A venous thromboembolism (VTE) is a blood clot that forms in a vein while a deep vein thrombosis (DVT) is a blood clot, usually found in the arm or leg. A pulmonary embolism (PE) is when a clot breaks off and travels to the lungs.
Symptoms
Symptoms may include:
- a fast or pounding heartbeat
- chest pain, especially pain that gets worse when you take a deep breath
- feeling short of breath or having trouble breathing
- swelling, pain, or redness in an arm or leg.

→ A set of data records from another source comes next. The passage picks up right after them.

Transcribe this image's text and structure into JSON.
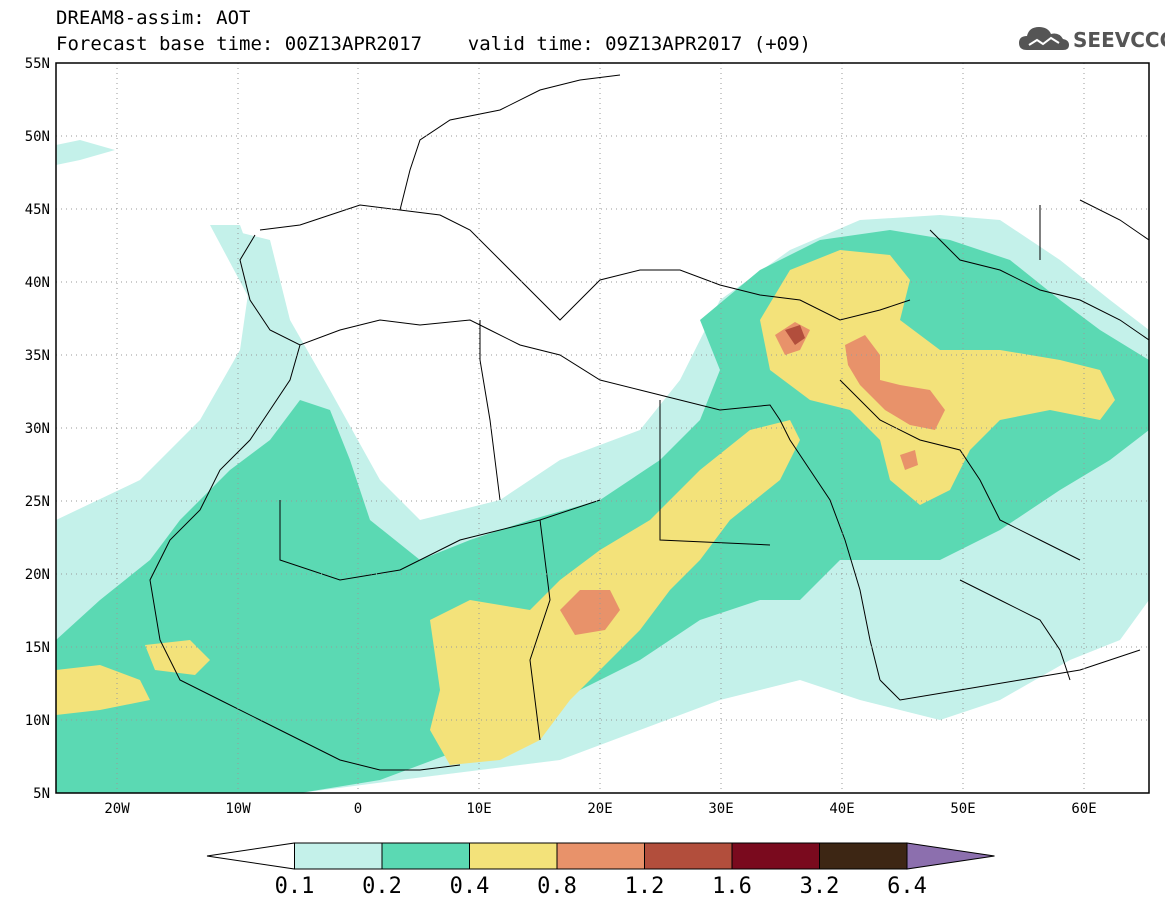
{
  "title": {
    "line1": "DREAM8-assim: AOT",
    "line2": "Forecast base time: 00Z13APR2017    valid time: 09Z13APR2017 (+09)"
  },
  "brand": {
    "name": "SEEVCCC",
    "icon": "cloud-logo-icon"
  },
  "map": {
    "lat_labels": [
      "55N",
      "50N",
      "45N",
      "40N",
      "35N",
      "30N",
      "25N",
      "20N",
      "15N",
      "10N",
      "5N"
    ],
    "lon_labels": [
      "20W",
      "10W",
      "0",
      "10E",
      "20E",
      "30E",
      "40E",
      "50E",
      "60E"
    ]
  },
  "legend": {
    "labels": [
      "0.1",
      "0.2",
      "0.4",
      "0.8",
      "1.2",
      "1.6",
      "3.2",
      "6.4"
    ],
    "colors": [
      "#ffffff",
      "#c4f1ea",
      "#5bd9b3",
      "#f3e27a",
      "#e8926a",
      "#b24e3c",
      "#7a0a1e",
      "#3d2614",
      "#8c6fae"
    ]
  }
}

Some people may not have any symptoms at all.
When to see a doctor
| Urgency | Symptoms |
|---|---|
| Emergency – get help immediately | New or severe chest pain, very low oxygen levels, feeling faint, dizzy or seriously unwell. |
| Urgent – needs prompt medical review | Symptoms that could suggest a blood clot, such as leg swelling or pain, shortness of breath or chest pain. |
| Routine – planned follow-up | Ongoing check‑ups after a blood clot that was found incidentally (by chance) or is already being treated. |
Common causes include:
- cancer
- hormonal therapy
- obesity
- pregnancy
- surgery/immobility
- thrombophilia.
Your doctor may arrange:
- D‑dimer blood test that can help look for signs of a blood clot
- ultrasound scan of the leg or arm to check for a clot in a vein if DVT suspected
- CT pulmonary angiography, a special CT scan of the chest, to look for a blood clot in the lungs if PE suspected
- thrombophilia blood testing, to see if you have an increased tendency to form blood clots. Usually only done in certain situations.
Treatment may include:
- blood‑thinning medications (tablets or injections) that help stop the blood clot from growing and prevent new clots from forming
- clot‑busting treatment medication used in serious or life‑threatening clots to quickly break down the clot
- IVC filter, a small device placed in a vein to stop clots from travelling to the lungs, used only in certain situations
- long‑term blood‑thinning treatment for higher‑risk patients, to reduce the risk of future clots.